I just sneezed everywhere.....everywhere. Now no one will talk to me.
Lauren will drop me off I'll be drunk ride you for a little bit and then you can go to sleep
sorry. that wasn't for you
He thinks that since we have been dating six months, that he can do the helicopter with his penis. Not okay.
I just figured you know how to drive a boat and I know how to get drunk. What can go wrong
Just picture a dyson vacuum with razor blades. That's how it felt.
I respect you for how well you shave your vagina. It isn't easy and my dick faces out, not in.
Last night I passed a kidney stone as I came inside her. Worst. Experience. Ever.

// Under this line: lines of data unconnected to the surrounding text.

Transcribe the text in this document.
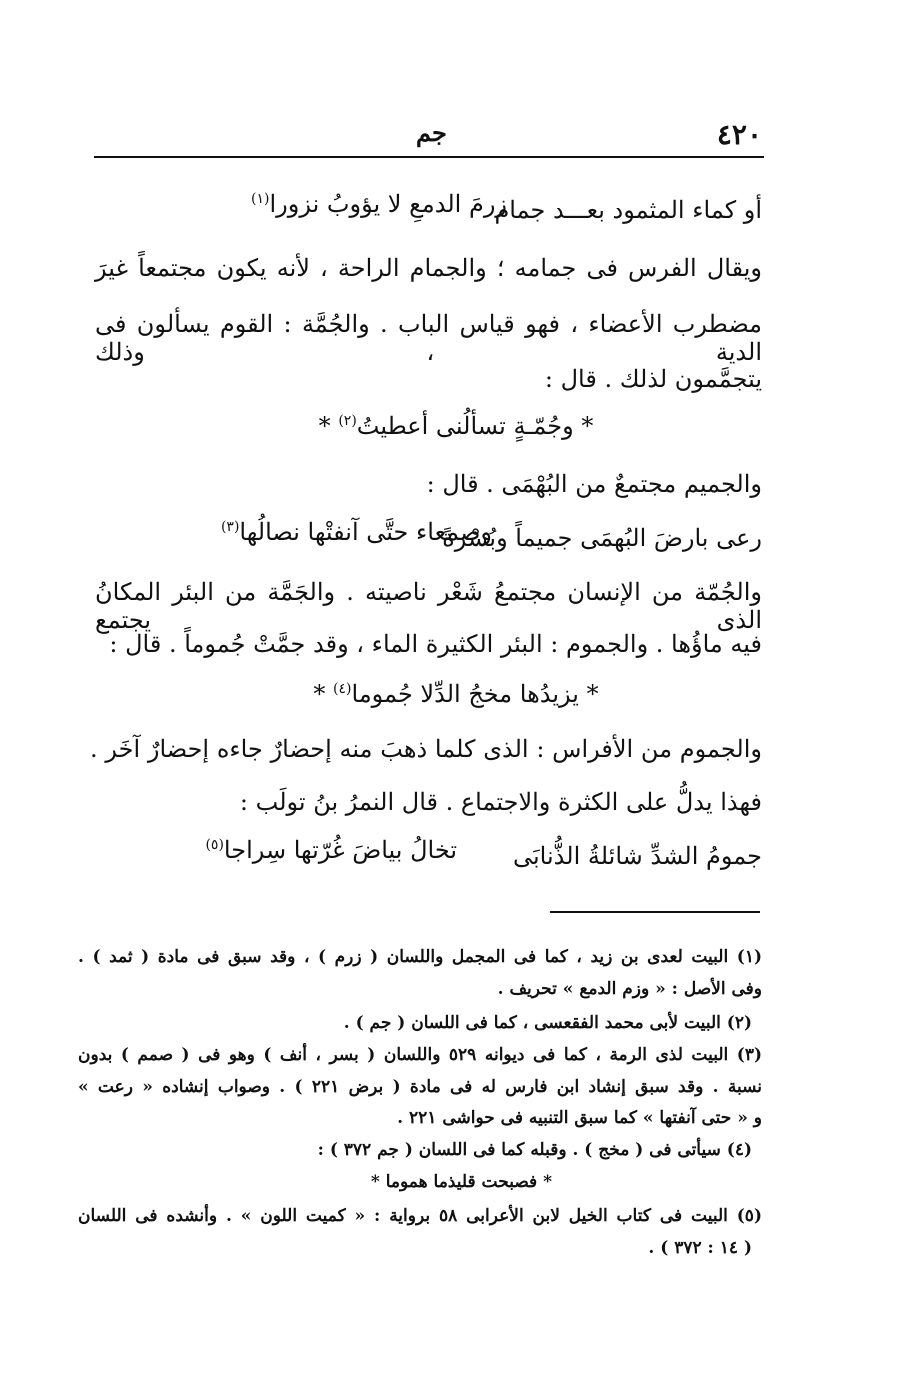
٤٢٠
جم
أو كماء المثمود بعـــد جمام
زرمَ الدمعِ لا يؤوبُ نزورا$^{(١)}$
ويقال الفرس فى جمامه ؛ والجمام الراحة ، لأنه يكون مجتمعاً غيرَ
مضطرب الأعضاء ، فهو قياس الباب . والجُمَّة : القوم يسألون فى الدية ، وذلك
يتجمَّمون لذلك . قال :
* وجُمّـةٍ تسألُنى أعطيتُ$^{(٢)}$ *
والجميم مجتمعٌ من البُهْمَى . قال :
رعى بارضَ البُهمَى جميماً وبُسْرةً
وصمعاء حتَّى آنفتْها نصالُها$^{(٣)}$
والجُمّة من الإنسان مجتمعُ شَعْر ناصيته . والجَمَّة من البئر المكانُ الذى يجتمع
فيه ماؤُها . والجموم : البئر الكثيرة الماء ، وقد جمَّتْ جُموماً . قال :
* يزيدُها مخجُ الدِّلا جُموما$^{(٤)}$ *
والجموم من الأفراس : الذى كلما ذهبَ منه إحضارٌ جاءه إحضارٌ آخَر .
فهذا يدلُّ على الكثرة والاجتماع . قال النمرُ بنُ تولَب :
جمومُ الشدِّ شائلةُ الذُّنابَى
تخالُ بياضَ غُرّتها سِراجا$^{(٥)}$
(١) البيت لعدى بن زيد ، كما فى المجمل واللسان ( زرم ) ، وقد سبق فى مادة ( ثمد ) .
وفى الأصل : « وزم الدمع » تحريف .
(٢) البيت لأبى محمد الفقعسى ، كما فى اللسان ( جم ) .
(٣) البيت لذى الرمة ، كما فى ديوانه ٥٢٩ واللسان ( بسر ، أنف ) وهو فى ( صمم ) بدون
نسبة . وقد سبق إنشاد ابن فارس له فى مادة ( برض ٢٢١ ) . وصواب إنشاده « رعت »
و « حتى آنفتها » كما سبق التنبيه فى حواشى ٢٢١ .
(٤) سيأتى فى ( مخج ) . وقبله كما فى اللسان ( جم ٣٧٢ ) :
* فصبحت قليذما هموما *
(٥) البيت فى كتاب الخيل لابن الأعرابى ٥٨ برواية : « كميت اللون » . وأنشده فى اللسان
( ١٤ : ٣٧٢ ) .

When i'm home next we need to get baked and go to waffle house. I want to see if the waitress can still guess my intoxication level and what i'm about to order before i even make it to the table.

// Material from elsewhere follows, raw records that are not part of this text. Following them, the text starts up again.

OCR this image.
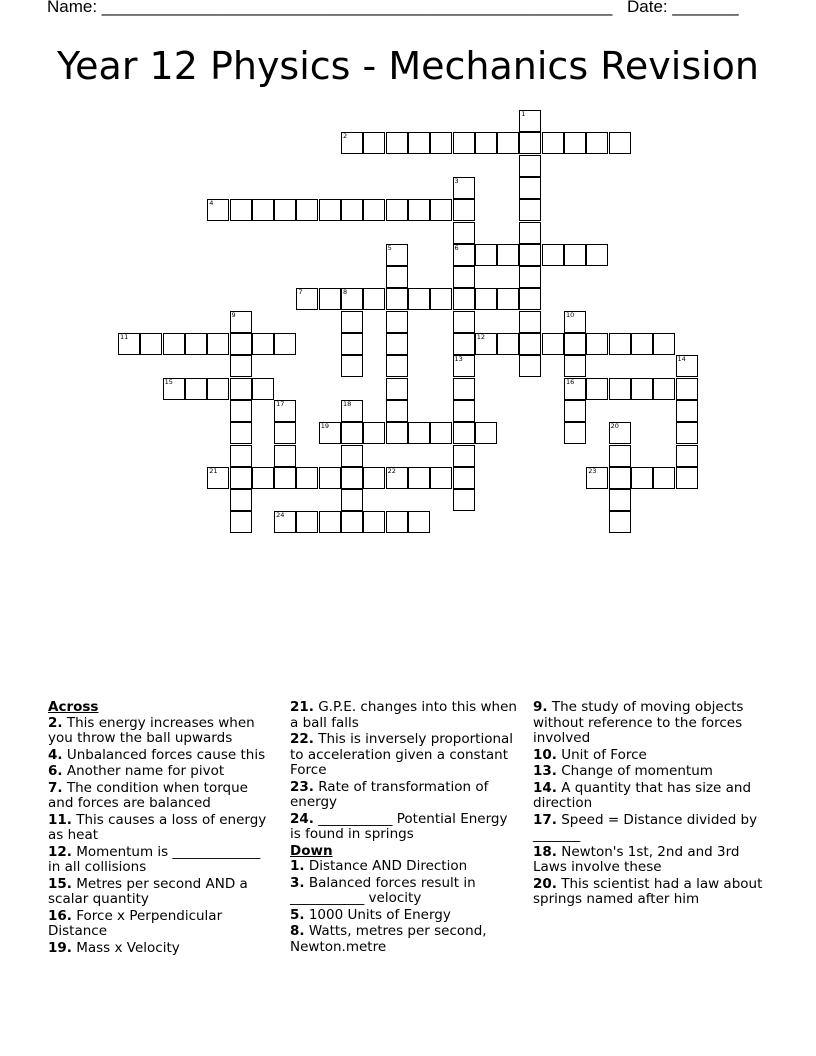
Name: ______________________________________________________ Date: _______
Year 12 Physics - Mechanics Revision
1
2
3
6
13
4
5
7	8
9	10
16
11	12
14
15
17	18
19	20
21	22	23
24
Across
2. This energy increases when you throw the ball upwards
4. Unbalanced forces cause this
6. Another name for pivot
7. The condition when torque and forces are balanced
11. This causes a loss of energy as heat
12. Momentum is _____________ in all collisions
15. Metres per second AND a scalar quantity
16. Force x Perpendicular Distance
19. Mass x Velocity
21. G.P.E. changes into this when a ball falls
22. This is inversely proportional to acceleration given a constant Force
23. Rate of transformation of energy
24. ___________ Potential Energy is found in springs
Down
1. Distance AND Direction
3. Balanced forces result in ___________ velocity
5. 1000 Units of Energy
8. Watts, metres per second, Newton.metre
9. The study of moving objects without reference to the forces involved
10. Unit of Force
13. Change of momentum
14. A quantity that has size and direction
17. Speed = Distance divided by _______
18. Newton's 1st, 2nd and 3rd Laws involve these
20. This scientist had a law about springs named after him
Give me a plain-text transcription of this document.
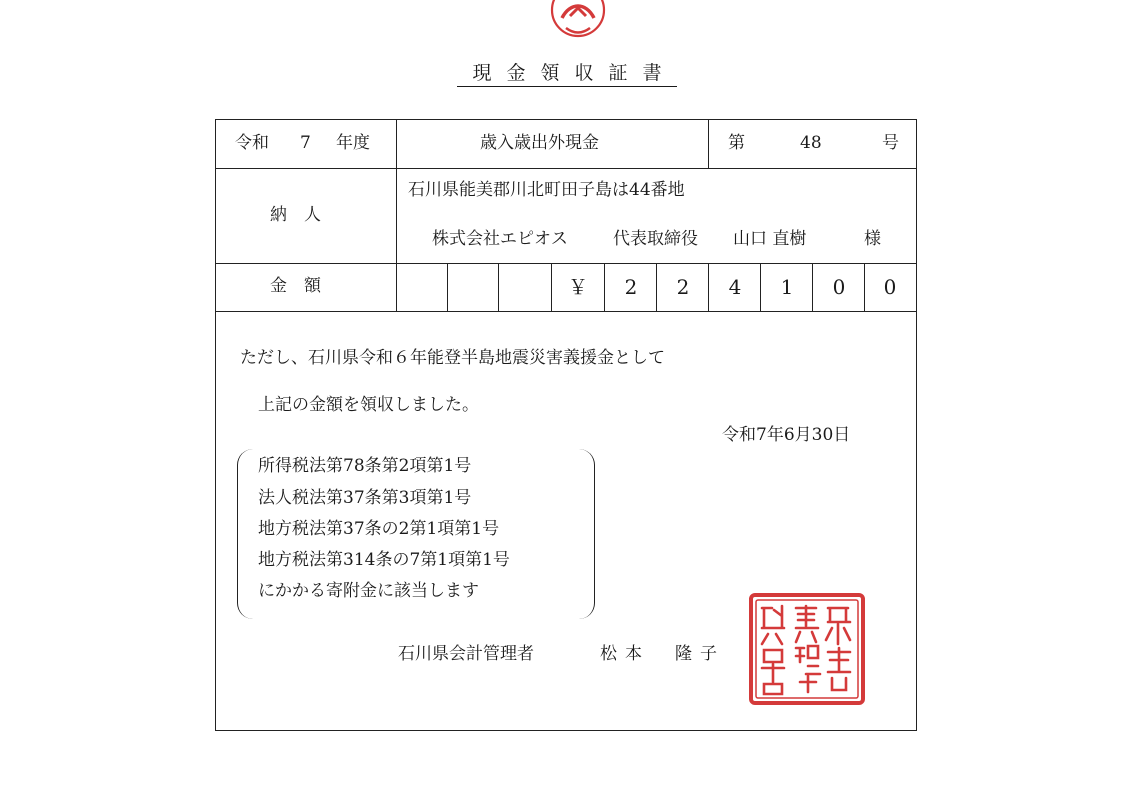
現金領収証書
令和 7 年度	歳入歳出外現金	第	48	号
納　人
石川県能美郡川北町田子島は44番地
株式会社エピオス	代表取締役 山口 直樹	様
金　額	￥	2	2	4	1	0	0
ただし、石川県令和６年能登半島地震災害義援金として
上記の金額を領収しました。
令和7年6月30日
所得税法第78条第2項第1号
法人税法第37条第3項第1号
地方税法第37条の2第1項第1号
地方税法第314条の7第1項第1号
にかかる寄附金に該当します
石川県会計管理者	松本　隆子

Perhaps if I didn't mortify my parents last night with my drunken obnoxious behavior which resulted in the casualty of an entire decorative bathroom shelf which I completely ripped off the wall and left for dead, I would be more than willing to go day drinking.

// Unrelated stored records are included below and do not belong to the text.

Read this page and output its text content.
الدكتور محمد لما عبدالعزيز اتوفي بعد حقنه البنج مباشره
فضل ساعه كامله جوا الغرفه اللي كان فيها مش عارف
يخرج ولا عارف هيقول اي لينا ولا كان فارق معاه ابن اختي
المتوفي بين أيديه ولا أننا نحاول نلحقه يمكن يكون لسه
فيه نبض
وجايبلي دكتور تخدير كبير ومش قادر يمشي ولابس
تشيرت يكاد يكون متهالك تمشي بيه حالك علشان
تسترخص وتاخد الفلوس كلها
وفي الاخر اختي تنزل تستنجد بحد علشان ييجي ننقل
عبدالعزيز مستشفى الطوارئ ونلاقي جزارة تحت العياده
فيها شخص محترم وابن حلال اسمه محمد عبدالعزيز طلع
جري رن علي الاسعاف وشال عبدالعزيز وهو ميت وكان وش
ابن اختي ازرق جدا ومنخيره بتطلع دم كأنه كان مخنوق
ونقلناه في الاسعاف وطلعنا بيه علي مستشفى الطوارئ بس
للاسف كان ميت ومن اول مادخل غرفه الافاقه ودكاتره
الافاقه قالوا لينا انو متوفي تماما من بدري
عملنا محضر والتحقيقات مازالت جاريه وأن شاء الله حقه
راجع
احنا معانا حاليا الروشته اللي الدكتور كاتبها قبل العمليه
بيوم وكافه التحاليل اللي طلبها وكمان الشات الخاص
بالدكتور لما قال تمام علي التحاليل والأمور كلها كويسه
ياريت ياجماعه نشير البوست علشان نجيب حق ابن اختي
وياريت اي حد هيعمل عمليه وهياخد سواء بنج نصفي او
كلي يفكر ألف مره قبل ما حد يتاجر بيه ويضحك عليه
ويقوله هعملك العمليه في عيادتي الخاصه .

She called and said her prescription was refilled. I guess we are dating again.
The only thing I had in my freezer before today was patron and cheese.
He tried to tell me that that stripper was his aunt..
The bump on my forehead, i think, was from falling asleep at front door, on my knees, slumped over. But we played good music so what?
Is it weird to invite your FWB to thanksgiving dinner??
Apparently I thought every drink in my house needed to have a buddy so I put some vodka in each one. Long story short being wasted at work because the gatorade you brought is 60% liqour is not a great idea.